Wrap up: Wandering Monsters

Thanks to everyone at the Institute of Play for making this conversation happen. While it certainly only scratched the surface of a variety of topics, a lot of intriguing ideas came forward. I have included the text of my introduction below.

We are here- inhabiting a world of creative cultural production, which includes things called art and things called games. From one perspective, there is a large area of overlap. Both of these things have creators or authors or designers. Both have complex histories that involve philosophy, aesthetics and social investigation. Both forms can critically explore the potentials of narrative or conceptual ideas of ontology. Both can investigate forms of aesthetic design strategy, which attempt to bring people (audiences) into participatory relationships with the artwork or game.  These are the creative and authorial contexts that lead game designers and artists to strive in similar directions. Coincident with this, there has been a rise in institutional support, both from the art-world and the growing critical study of games, to create more experimental and hybrid platforms for these two forms to be seen in an inter-related way.


However, from another perspective, games and artworks are fundamentally different, and produce different affects in the world. This is not seen within the context of their creation and design, but in the patterns of their use. Simply put, audiences for games and art not only use them differently, but they structurally “inhabit” or “own” them differently.   Games have players; People who frequently, dedicatedly and/or seriously play games become (or are) gamers. Gamers, in many cases, are able to have an impactful relationship on the world of games without becoming professionals within the world of game production.


 Art has viewers; While people who are seriously involved in viewing art can, in certain circumstances, become more deeply “involved” in the world of art production, most of these routes of involvement are professional (i.e. they can start to work within the institutional art-world) or financial (they can become art collectors).
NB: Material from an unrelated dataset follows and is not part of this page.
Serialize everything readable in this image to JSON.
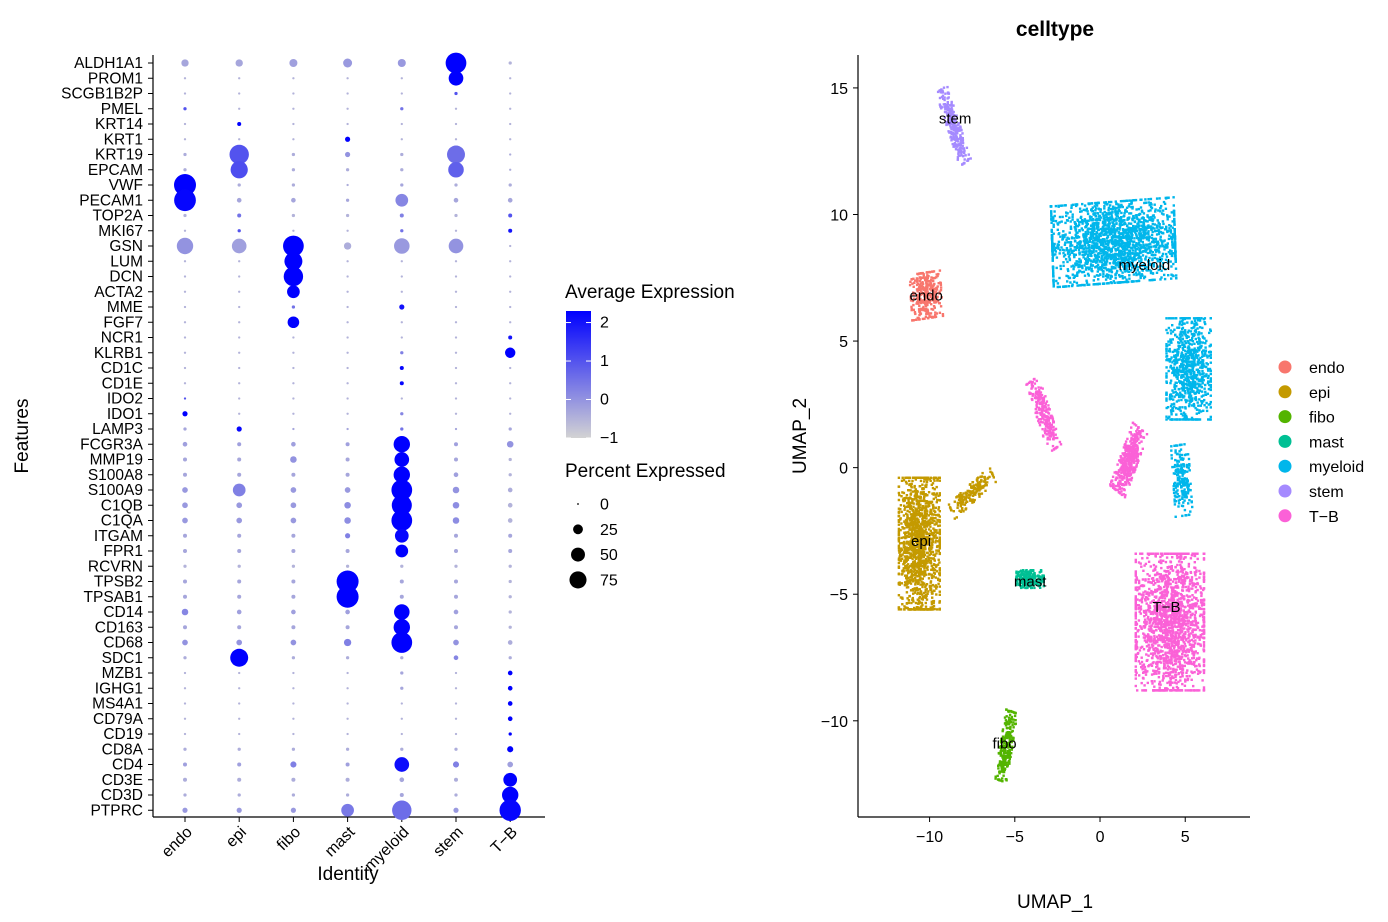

Unlike gamers, there are no “arters” –someone, a fan or enthusiast perhaps, who uses art in an active and participatory way.


Just because there is no such thing as an “arter”, does not mean that there is no interest in discovering that such a person or role might exist. One of the most notable trends within the institutional art-world, its museums and biennials, is a steady increase in programming art projects and artist led events that attempt to more wholly and dynamically involve art-viewers, to bring them into the frame, so to speak. This is more complex and complete than earlier attempts to dissolve viewers and audience through the elimination of the “fourth wall”- which sought to transform the passive spectator into an active viewer.


One of the key-words in this trend has been the word “participation” and participant- a word which describes an interesting sub-category of audience- a semi-empowered viewer, one who has the power to decide to participate and who actively supplies specific content, even if they only fulfill a circumscribed role within the work itself. The dynamics and politics of participation then, have become quite important ones within the art-world. I believe that it is this interest in participation is one of the forces that is leading the institutional art-world to more seriously consider games as both viable artworks in and of themselves, but also as strategic forms for both modelling and generating participation.


The dynamics of this interest are probably too broad for full consideration within a one hour panel. There is a great deal to say about it. Just this morning I read a particularly interesting piece by the game designer and conceptual artist Zach Gage which explored the aversion to considering “play” as an aesthetic term that might have a similar gravity as would be found in terms like beauty or criticality or narrative.


Before we move on to the individual panelists, I wanted to add one final thought, from my perspective both as a writer who thinks about the economy of participation within the art-world, as well as a long-term gamer, with over 40 years of experiences playing everything from chess to dungeons and dragons to Warhammer to Carcassone, that these questions are persisitant because they are somewhat difficult to answer. Both designers, artists and the institutions that support them are often, in the framework of the philosopher Michel De Certeau: Strategic thinkers- interested in creating structures that steer situations and people toward desired ends.Ultimately, in De Certeau’s construction- the strategic creator approaches the task from a position of power.  Audiences, if they are to have any power at all, are tactical thinkers. And most gamers that I have met exemplify this position. responding to the stategems that they inhabit, constantly trying to work within a given framework and derive a temporary (or ongoing sense) of meaning and satisfaction with what they are given. How we bring together not just these forces, but also these roles, is at the heart of the questions that we are discussing on this panel today.